The chemist shop was closed but Momma knocked at the side entrance and the chemist’s wife came out [and said], ‘It’s no good asking for medicine. I don’t know whether my husband’s alive or dying.’

So we went away. Momma put a mustard plaster on Martha and gave her an enema and Martha got better

They opened the shul and cried and fasted. Daddy said, ‘Gott in Himmel. Wos is dos? Wos hot mir geton? [God in Heaven. What is this? What did we do?]’

And my mother says, ‘Daniel, wos kwetz du tu? Dos ist von Gott… [Why are you moaning? It comes from God …’]

Every shul was open. People went. But people tried to keep away from one another.

We had the streets cleaned with an old-fashioned water-cart and they sprayed the city with water and something in it. It was terrible, terrible. Every shop in Cape Town was closed. You could not get anything .There was nothing, nothing to buy. The doors were open. You could walk in and take everything.

Momma did stop at home and momma cooked and she washed and she looked after us. My father used to bring home a big bath with food and mother always had flour and baked I know we weren’t short [of food].

Things got from bad to worse. People were starving and dying in the houses. We couldn’t get doctors, they were also ill. Coloureds were lying dead in the street! They went [died] like flies. Lots of Jews died. Plenty. No time even for coffins …. I know that the Coloureds were put onto carts and taken away like that ... [and buried] in big holes. Daddy told me. He told mama. ..I think he was a very brave man. There was a morgue in Venken Lane near where Die Burger is in Keerom Street and the corpses were lying, one on top the other. Then it got to such a pitch that Dad was burying them non-stop, not even knowing who, by lamp until one o’clock in the morning. They didn’t take notice whether they were Jews or Gentiles they threw them into a grave.

They opened depots at the City Hall and the school in De Villiers Street. Everything (in the school) was taken out [to accommodate the depot’s needs] and my brother Jack and I grabbed and we took. [The depots distributed] blankets and food and little bottles of red medicine. Whether it helped or not, I don’t know. I know everybody was crying out for lemons.

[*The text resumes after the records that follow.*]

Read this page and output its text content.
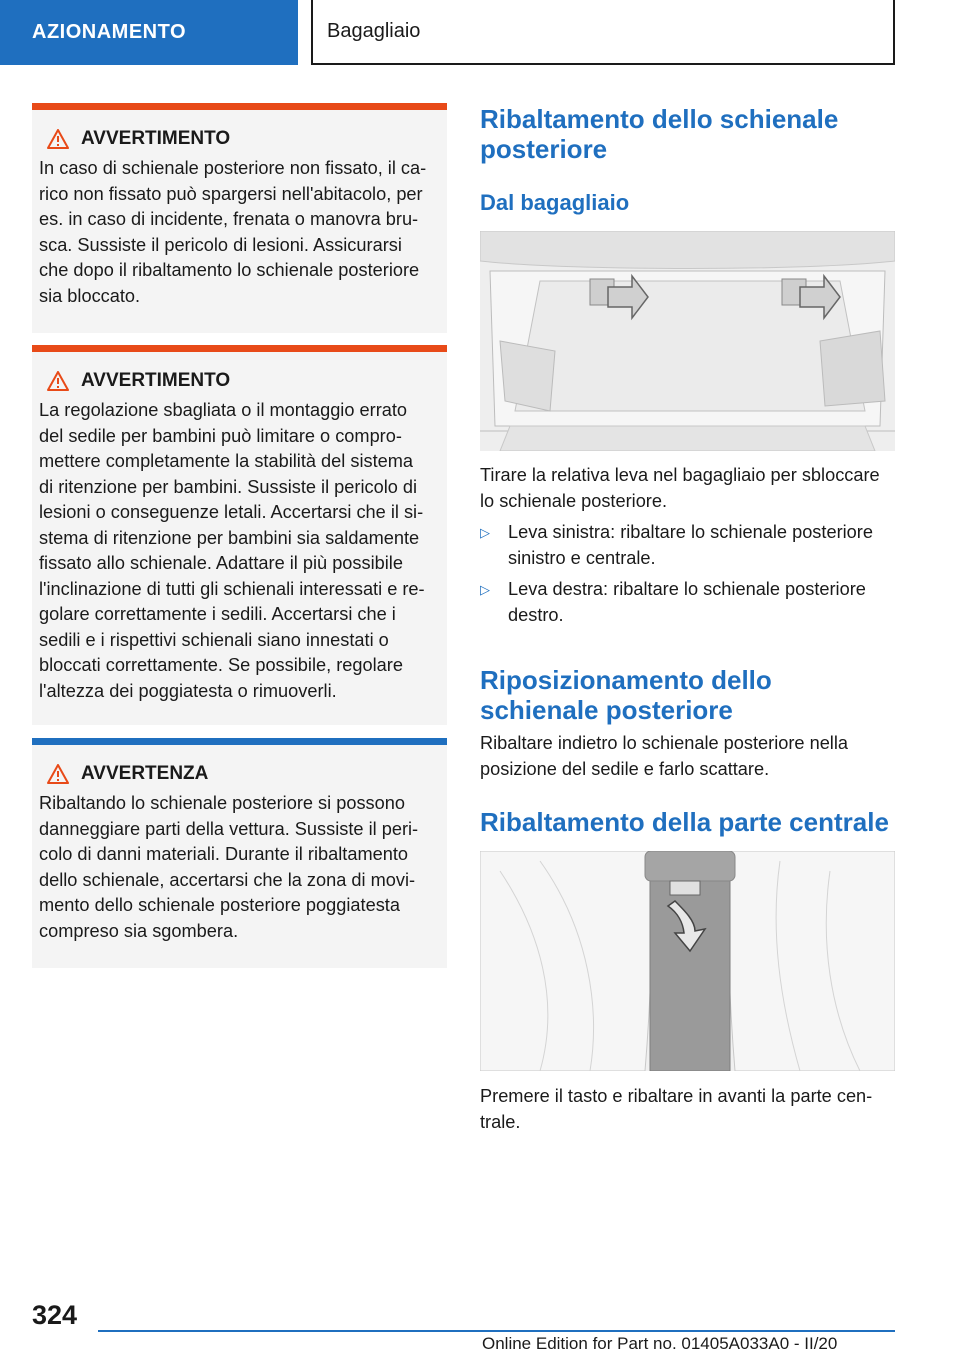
AZIONAMENTO	Bagagliaio
AVVERTIMENTO
In caso di schienale posteriore non fissato, il ca-
rico non fissato può spargersi nell'abitacolo, per
es. in caso di incidente, frenata o manovra bru-
sca. Sussiste il pericolo di lesioni. Assicurarsi
che dopo il ribaltamento lo schienale posteriore
sia bloccato.
AVVERTIMENTO
La regolazione sbagliata o il montaggio errato
del sedile per bambini può limitare o compro-
mettere completamente la stabilità del sistema
di ritenzione per bambini. Sussiste il pericolo di
lesioni o conseguenze letali. Accertarsi che il si-
stema di ritenzione per bambini sia saldamente
fissato allo schienale. Adattare il più possibile
l'inclinazione di tutti gli schienali interessati e re-
golare correttamente i sedili. Accertarsi che i
sedili e i rispettivi schienali siano innestati o
bloccati correttamente. Se possibile, regolare
l'altezza dei poggiatesta o rimuoverli.
AVVERTENZA
Ribaltando lo schienale posteriore si possono
danneggiare parti della vettura. Sussiste il peri-
colo di danni materiali. Durante il ribaltamento
dello schienale, accertarsi che la zona di movi-
mento dello schienale posteriore poggiatesta
compreso sia sgombera.
Ribaltamento dello schienale
posteriore
Dal bagagliaio
Tirare la relativa leva nel bagagliaio per sbloccare
lo schienale posteriore.
▷ Leva sinistra: ribaltare lo schienale posteriore
sinistro e centrale.
▷ Leva destra: ribaltare lo schienale posteriore
destro.
Riposizionamento dello
schienale posteriore
Ribaltare indietro lo schienale posteriore nella
posizione del sedile e farlo scattare.
Ribaltamento della parte centrale
Premere il tasto e ribaltare in avanti la parte cen-
trale.
324
Online Edition for Part no. 01405A033A0 - II/20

I was helping with Jack and we would bring food and go and tell them at the City Hall or at De Villiers Street where people were lying, where people were sick and what they could do. I didn’t go to school [during the epidemic], I helped. My father didn’t like the idea, but I wanted to go, and I wanted to help. We went to a place in Woodstock – the mother was dead, the baby was screaming, the husband was sick. I’ll never forget it. I saw lots of things, it was very very [sad].